# Seafresh



## Paul24 (31 Aug 2004)

I have had two companies call recently to my door in the evening time offering frozen foods, Fish, Chicken & Meats.
One is called Seafresh and I believe the other one was from down the south east. The prices seemed a bit expensive but the food looked very good.

Has anybody got any experience with these companies, as I am nervous with door to door sales.

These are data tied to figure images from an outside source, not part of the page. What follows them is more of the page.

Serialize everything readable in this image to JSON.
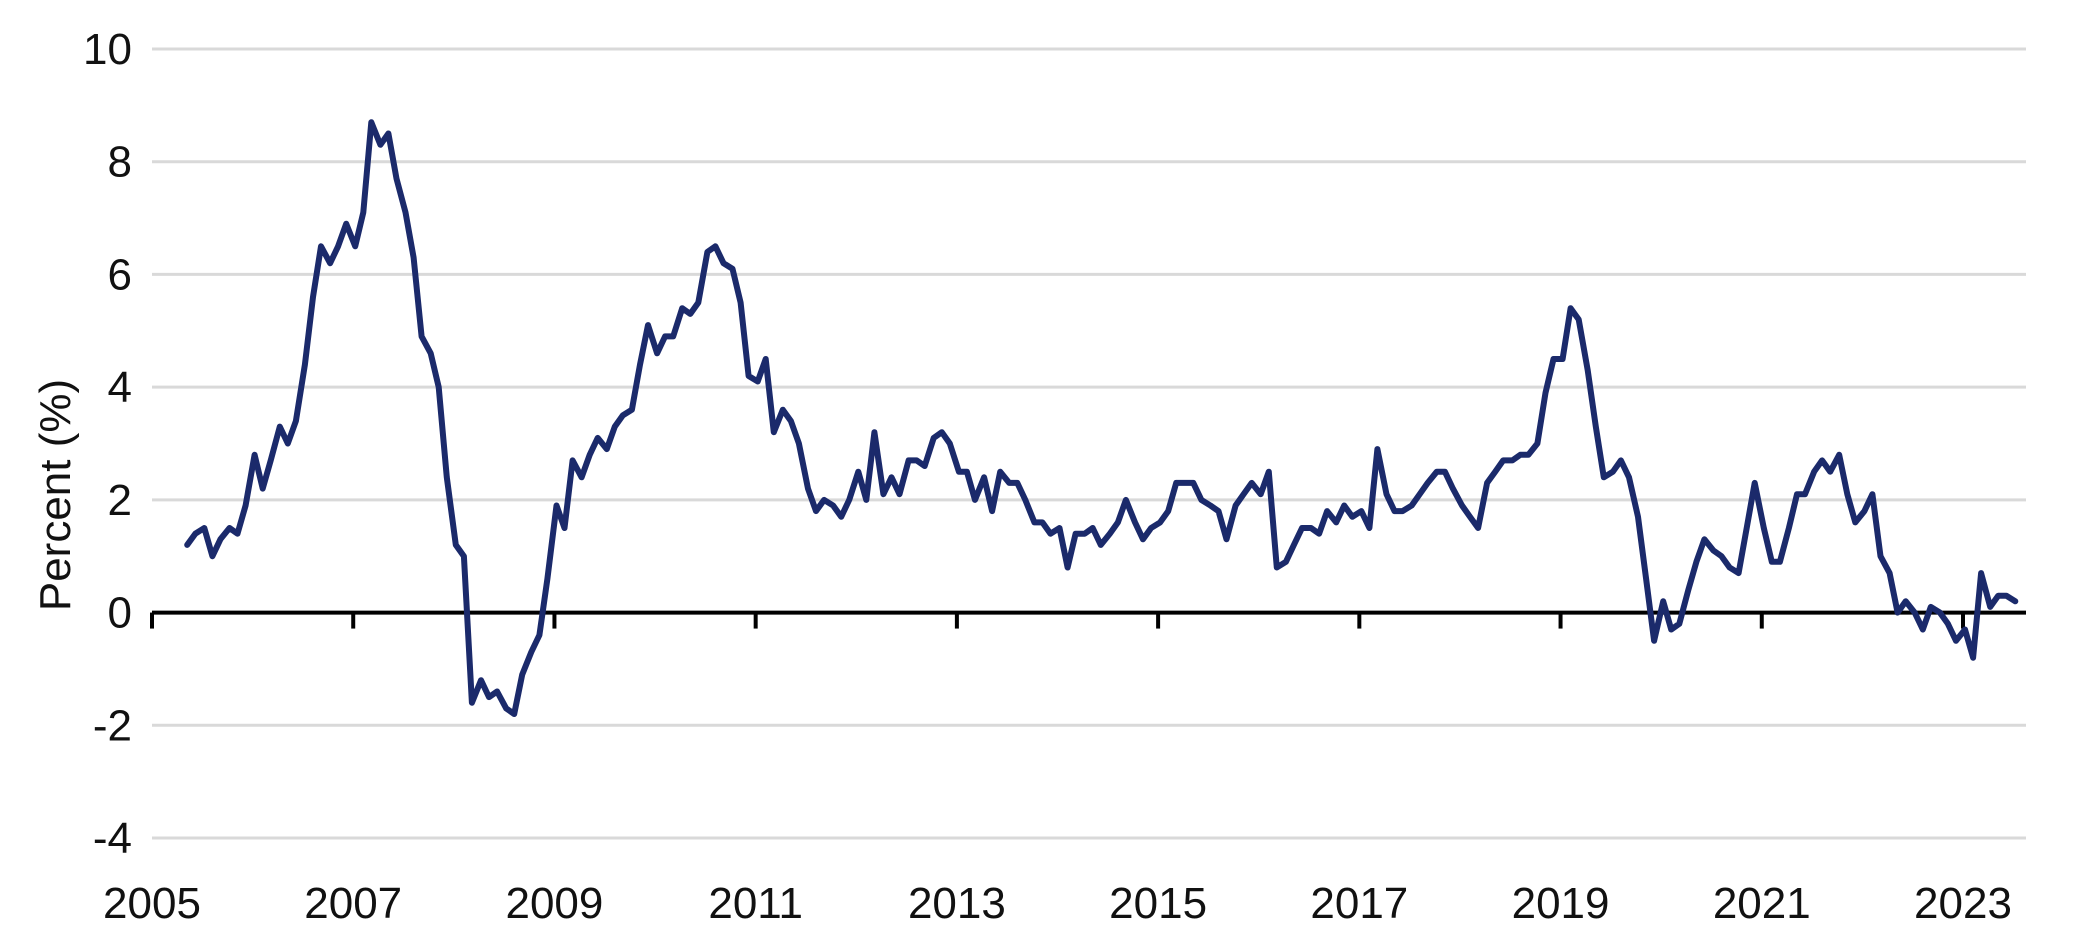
{
  "chart_data": {
    "type": "line",
    "title": "",
    "xlabel": "",
    "ylabel": "Percent (%)",
    "ylim": [
      -4,
      10
    ],
    "xlim": [
      2005,
      2023.6
    ],
    "y_ticks": [
      "10",
      "8",
      "6",
      "4",
      "2",
      "0",
      "-2",
      "-4"
    ],
    "y_tick_values": [
      10,
      8,
      6,
      4,
      2,
      0,
      -2,
      -4
    ],
    "x_ticks": [
      "2005",
      "2007",
      "2009",
      "2011",
      "2013",
      "2015",
      "2017",
      "2019",
      "2021",
      "2023"
    ],
    "x_tick_values": [
      2005,
      2007,
      2009,
      2011,
      2013,
      2015,
      2017,
      2019,
      2021,
      2023
    ],
    "grid": true,
    "legend": "none",
    "colors": {
      "series": "#1b2a6b",
      "grid": "#d9d9d9",
      "axis": "#000000"
    },
    "series": [
      {
        "x": [
          2005.35,
          2005.43,
          2005.52,
          2005.6,
          2005.68,
          2005.77,
          2005.85,
          2005.93,
          2006.02,
          2006.1,
          2006.18,
          2006.27,
          2006.35,
          2006.43,
          2006.52,
          2006.6,
          2006.68,
          2006.77,
          2006.85,
          2006.93,
          2007.02,
          2007.1,
          2007.18,
          2007.27,
          2007.35,
          2007.43,
          2007.52,
          2007.6,
          2007.68,
          2007.77,
          2007.85,
          2007.93,
          2008.02,
          2008.1,
          2008.18,
          2008.27,
          2008.35,
          2008.43,
          2008.52,
          2008.6,
          2008.68,
          2008.77,
          2008.85,
          2008.93,
          2009.02,
          2009.1,
          2009.18,
          2009.27,
          2009.35,
          2009.43,
          2009.52,
          2009.6,
          2009.68,
          2009.77,
          2009.85,
          2009.93,
          2010.02,
          2010.1,
          2010.18,
          2010.27,
          2010.35,
          2010.43,
          2010.52,
          2010.6,
          2010.68,
          2010.77,
          2010.85,
          2010.93,
          2011.02,
          2011.1,
          2011.18,
          2011.27,
          2011.35,
          2011.43,
          2011.52,
          2011.6,
          2011.68,
          2011.77,
          2011.85,
          2011.93,
          2012.02,
          2012.1,
          2012.18,
          2012.27,
          2012.35,
          2012.43,
          2012.52,
          2012.6,
          2012.68,
          2012.77,
          2012.85,
          2012.93,
          2013.02,
          2013.1,
          2013.18,
          2013.27,
          2013.35,
          2013.43,
          2013.52,
          2013.6,
          2013.68,
          2013.77,
          2013.85,
          2013.93,
          2014.02,
          2014.1,
          2014.18,
          2014.27,
          2014.35,
          2014.43,
          2014.52,
          2014.6,
          2014.68,
          2014.77,
          2014.85,
          2014.93,
          2015.02,
          2015.1,
          2015.18,
          2015.27,
          2015.35,
          2015.43,
          2015.52,
          2015.6,
          2015.68,
          2015.77,
          2015.85,
          2015.93,
          2016.02,
          2016.1,
          2016.18,
          2016.27,
          2016.35,
          2016.43,
          2016.52,
          2016.6,
          2016.68,
          2016.77,
          2016.85,
          2016.93,
          2017.02,
          2017.1,
          2017.18,
          2017.27,
          2017.35,
          2017.43,
          2017.52,
          2017.6,
          2017.68,
          2017.77,
          2017.85,
          2017.93,
          2018.02,
          2018.1,
          2018.18,
          2018.27,
          2018.35,
          2018.43,
          2018.52,
          2018.6,
          2018.68,
          2018.77,
          2018.85,
          2018.93,
          2019.02,
          2019.1,
          2019.18,
          2019.27,
          2019.35,
          2019.43,
          2019.52,
          2019.6,
          2019.68,
          2019.77,
          2019.85,
          2019.93,
          2020.02,
          2020.1,
          2020.18,
          2020.27,
          2020.35,
          2020.43,
          2020.52,
          2020.6,
          2020.68,
          2020.77,
          2020.85,
          2020.93,
          2021.02,
          2021.1,
          2021.18,
          2021.27,
          2021.35,
          2021.43,
          2021.52,
          2021.6,
          2021.68,
          2021.77,
          2021.85,
          2021.93,
          2022.02,
          2022.1,
          2022.18,
          2022.27,
          2022.35,
          2022.43,
          2022.52,
          2022.6,
          2022.68,
          2022.77,
          2022.85,
          2022.93,
          2023.02,
          2023.1,
          2023.18,
          2023.27,
          2023.35,
          2023.43,
          2023.52
        ],
        "values": [
          1.2,
          1.4,
          1.5,
          1.0,
          1.3,
          1.5,
          1.4,
          1.9,
          2.8,
          2.2,
          2.7,
          3.3,
          3.0,
          3.4,
          4.4,
          5.6,
          6.5,
          6.2,
          6.5,
          6.9,
          6.5,
          7.1,
          8.7,
          8.3,
          8.5,
          7.7,
          7.1,
          6.3,
          4.9,
          4.6,
          4.0,
          2.4,
          1.2,
          1.0,
          -1.6,
          -1.2,
          -1.5,
          -1.4,
          -1.7,
          -1.8,
          -1.1,
          -0.7,
          -0.4,
          0.6,
          1.9,
          1.5,
          2.7,
          2.4,
          2.8,
          3.1,
          2.9,
          3.3,
          3.5,
          3.6,
          4.4,
          5.1,
          4.6,
          4.9,
          4.9,
          5.4,
          5.3,
          5.5,
          6.4,
          6.5,
          6.2,
          6.1,
          5.5,
          4.2,
          4.1,
          4.5,
          3.2,
          3.6,
          3.4,
          3.0,
          2.2,
          1.8,
          2.0,
          1.9,
          1.7,
          2.0,
          2.5,
          2.0,
          3.2,
          2.1,
          2.4,
          2.1,
          2.7,
          2.7,
          2.6,
          3.1,
          3.2,
          3.0,
          2.5,
          2.5,
          2.0,
          2.4,
          1.8,
          2.5,
          2.3,
          2.3,
          2.0,
          1.6,
          1.6,
          1.4,
          1.5,
          0.8,
          1.4,
          1.4,
          1.5,
          1.2,
          1.4,
          1.6,
          2.0,
          1.6,
          1.3,
          1.5,
          1.6,
          1.8,
          2.3,
          2.3,
          2.3,
          2.0,
          1.9,
          1.8,
          1.3,
          1.9,
          2.1,
          2.3,
          2.1,
          2.5,
          0.8,
          0.9,
          1.2,
          1.5,
          1.5,
          1.4,
          1.8,
          1.6,
          1.9,
          1.7,
          1.8,
          1.5,
          2.9,
          2.1,
          1.8,
          1.8,
          1.9,
          2.1,
          2.3,
          2.5,
          2.5,
          2.2,
          1.9,
          1.7,
          1.5,
          2.3,
          2.5,
          2.7,
          2.7,
          2.8,
          2.8,
          3.0,
          3.9,
          4.5,
          4.5,
          5.4,
          5.2,
          4.3,
          3.3,
          2.4,
          2.5,
          2.7,
          2.4,
          1.7,
          0.6,
          -0.5,
          0.2,
          -0.3,
          -0.2,
          0.4,
          0.9,
          1.3,
          1.1,
          1.0,
          0.8,
          0.7,
          1.5,
          2.3,
          1.5,
          0.9,
          0.9,
          1.5,
          2.1,
          2.1,
          2.5,
          2.7,
          2.5,
          2.8,
          2.1,
          1.6,
          1.8,
          2.1,
          1.0,
          0.7,
          0.0,
          0.2,
          0.0,
          -0.3,
          0.1,
          0.0,
          -0.2,
          -0.5,
          -0.3,
          -0.8,
          0.7,
          0.1,
          0.3,
          0.3,
          0.2
        ]
      }
    ]
  }
}
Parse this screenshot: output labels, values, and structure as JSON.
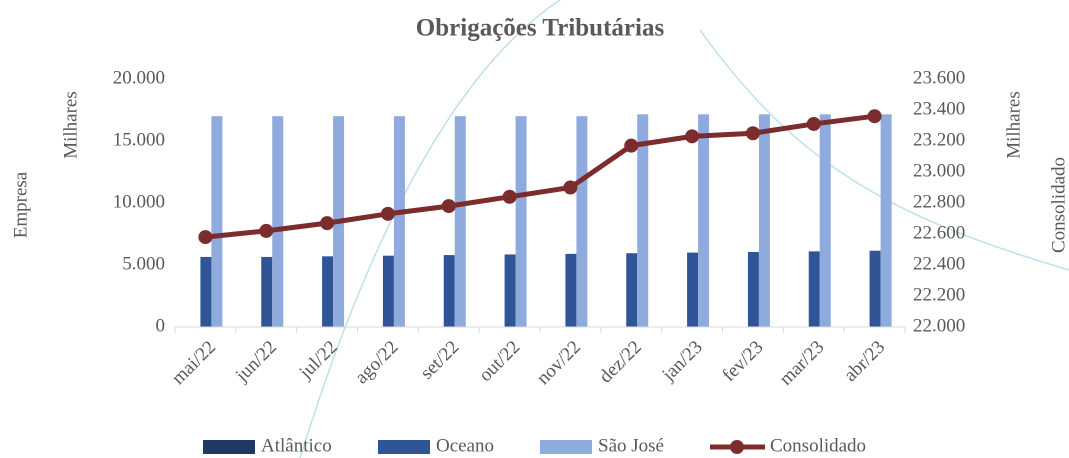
{
  "chart_data": {
    "type": "bar",
    "title": "Obrigações Tributárias",
    "y_label": "Empresa",
    "y_unit": "Milhares",
    "y2_label": "Consolidado",
    "y2_unit": "Milhares",
    "categories": [
      "mai/22",
      "jun/22",
      "jul/22",
      "ago/22",
      "set/22",
      "out/22",
      "nov/22",
      "dez/22",
      "jan/23",
      "fev/23",
      "mar/23",
      "abr/23"
    ],
    "series": [
      {
        "name": "Atlântico",
        "type": "bar",
        "color": "#1f3864",
        "values": [
          0,
          0,
          0,
          0,
          0,
          0,
          0,
          0,
          0,
          0,
          0,
          0
        ]
      },
      {
        "name": "Oceano",
        "type": "bar",
        "color": "#2f5597",
        "values": [
          5650,
          5650,
          5700,
          5750,
          5800,
          5850,
          5900,
          5950,
          6000,
          6050,
          6100,
          6150
        ]
      },
      {
        "name": "São  José",
        "type": "bar",
        "color": "#8faadc",
        "values": [
          17000,
          17000,
          17000,
          17000,
          17000,
          17000,
          17000,
          17150,
          17150,
          17150,
          17150,
          17150
        ]
      },
      {
        "name": "Consolidado",
        "type": "line",
        "axis": "y2",
        "color": "#7b2c2c",
        "values": [
          22580,
          22620,
          22670,
          22730,
          22780,
          22840,
          22900,
          23170,
          23230,
          23250,
          23310,
          23360
        ]
      }
    ],
    "ylim": [
      0,
      20000
    ],
    "yticks": [
      0,
      {
        "value": 5000,
        "label": "5.000"
      },
      {
        "value": 10000,
        "label": "10.000"
      },
      {
        "value": 15000,
        "label": "15.000"
      },
      {
        "value": 20000,
        "label": "20.000"
      }
    ],
    "y2lim": [
      22000,
      23600
    ],
    "y2ticks": [
      {
        "value": 22000,
        "label": "22.000"
      },
      {
        "value": 22200,
        "label": "22.200"
      },
      {
        "value": 22400,
        "label": "22.400"
      },
      {
        "value": 22600,
        "label": "22.600"
      },
      {
        "value": 22800,
        "label": "22.800"
      },
      {
        "value": 23000,
        "label": "23.000"
      },
      {
        "value": 23200,
        "label": "23.200"
      },
      {
        "value": 23400,
        "label": "23.400"
      },
      {
        "value": 23600,
        "label": "23.600"
      }
    ],
    "grid": false,
    "legend": "bottom"
  }
}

Is their quality as good as they claim. Are their prices expensive

Paul


----------



## fatherdougalmaguire (31 Aug 2004)

A quick  throws up some favourable reviews (if it's Martins Seafresh foods you're talking about).


----------



## Brynick (31 Aug 2004)

I bought food from ''Seafresh'' at least I think it was them. Like yourself, when I saw the food I was very impressed and before I knew it, I had bought alot of chicken/gougon dishes and deserts. I have to say there was no problem at all with the food, it was delicious, the only drawback was the price. I just found it that little bit expensive. My advice to you is if you have the money go ahead coz you wont be disappointed.


----------



## okidoki987 (31 Aug 2004)

My mother has used this type of company for years (not sure of the name).
She swears by them although they are a little on the expensive side, the quality is superb.


----------



## Swoon0 (31 Aug 2004)

Are they an Irish company ? Does anyone have a website for them ?


----------



## octopussy (31 Aug 2004)

Seafresh are a Canadian company and if I remember they are based in Artane. I did an interview for a sales job with them some when they first set up in Dublin.


----------



## Tonto (1 Sep 2004)

*Tax.*

This company was driving UK registered vans but doing business in Ireland. Irish companies doing business in Ireland have to use Irish registered vans, pay import duty on them etc. Now that they are registered in Artane I hope that they have also registered their vans in Ireland also?.


----------